The pharmacological rationale for triple therapy is genuine mechanistic complementarity producing dose-sparing synergy with toxicity reduction. Tacrolimus inhibits calcineurin, blocking the NFAT dephosphorylation required for IL-2 transcription — suppressing the upstream activation signal. MMF, via MPA inhibiting IMPDH, depletes the purine precursors required for lymphocyte DNA synthesis in response to IL-2 — blocking the proliferative response downstream of IL-2 receptor signaling.
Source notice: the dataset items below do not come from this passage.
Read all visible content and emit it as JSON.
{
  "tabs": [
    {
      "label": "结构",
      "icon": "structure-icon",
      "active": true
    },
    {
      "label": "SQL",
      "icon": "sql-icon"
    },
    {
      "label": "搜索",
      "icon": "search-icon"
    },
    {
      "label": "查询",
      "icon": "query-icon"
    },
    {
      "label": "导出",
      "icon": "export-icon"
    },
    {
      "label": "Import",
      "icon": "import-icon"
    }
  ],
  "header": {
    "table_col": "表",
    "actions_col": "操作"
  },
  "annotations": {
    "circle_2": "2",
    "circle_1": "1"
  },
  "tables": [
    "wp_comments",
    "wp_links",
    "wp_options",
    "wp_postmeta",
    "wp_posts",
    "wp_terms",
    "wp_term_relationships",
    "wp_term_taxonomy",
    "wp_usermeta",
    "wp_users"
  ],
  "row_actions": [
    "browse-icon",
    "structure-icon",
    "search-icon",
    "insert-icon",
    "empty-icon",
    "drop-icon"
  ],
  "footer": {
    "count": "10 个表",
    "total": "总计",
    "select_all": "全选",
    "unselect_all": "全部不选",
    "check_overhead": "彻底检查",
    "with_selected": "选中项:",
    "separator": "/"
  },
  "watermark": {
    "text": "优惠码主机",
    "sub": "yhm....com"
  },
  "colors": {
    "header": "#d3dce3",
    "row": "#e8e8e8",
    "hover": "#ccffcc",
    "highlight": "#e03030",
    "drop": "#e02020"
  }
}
Corticosteroids suppress the broader cytokine environment and co-stimulatory signals through transrepression of NF-κB and AP-1 — reducing the inflammatory milieu required for effective T-cell priming. Because these mechanisms are non-redundant and act at distinct nodes of the same cascade, their combination produces synergistic immunosuppression: adequate rejection prevention is achieved at doses of each individual agent substantially lower than would be required for monotherapy. The toxicity implications are direct: tacrolimus doses in the 5 to 8 ng/mL maintenance range rather than the 15 to 20 ng/mL range that would be required for monotherapy produces less nephrotoxicity and diabetogenicity; MMF at 2 to 3 g/day rather than the hypothetically higher doses of monotherapy produces fewer GI and hematological effects; low-dose prednisone (5 to 10 mg/day) rather than the higher doses required without partner drugs produces less metabolic and skeletal toxicity.

  • Option B: Option B is incorrect: the mechanistic rationale for triple therapy is well established and pharmacologically rigorous, not historically accidental. Randomized controlled trials have compared combination approaches and defined current regimens based on efficacy and toxicity evidence.
  • Option C: Option C is incorrect: the triple therapy rationale is pharmacological, not a regulatory artifact. The dose-sparing and toxicity-reducing benefits are real and reproducible across clinical trials and registry data.
  • Option D: Option D is incorrect: MMF and corticosteroids are not CYP3A4 inhibitors that raise tacrolimus bioavailability. MMF is not metabolized by or relevant to CYP3A4 in a way that affects tacrolimus pharmacokinetics; corticosteroids do not inhibit CYP3A4 at clinical doses. The rationale for combination therapy is mechanistic synergy, not pharmacokinetic manipulation.
  • Option E: Option E is incorrect: the rationale for triple therapy is not based on multi-parameter monitoring strategy. Routine MMF AUC monitoring is not universally performed, and cortisol suppression testing is not a standard component of triple therapy monitoring. The therapeutic benefit comes from mechanistic synergy and dose reduction, not monitoring redundancy.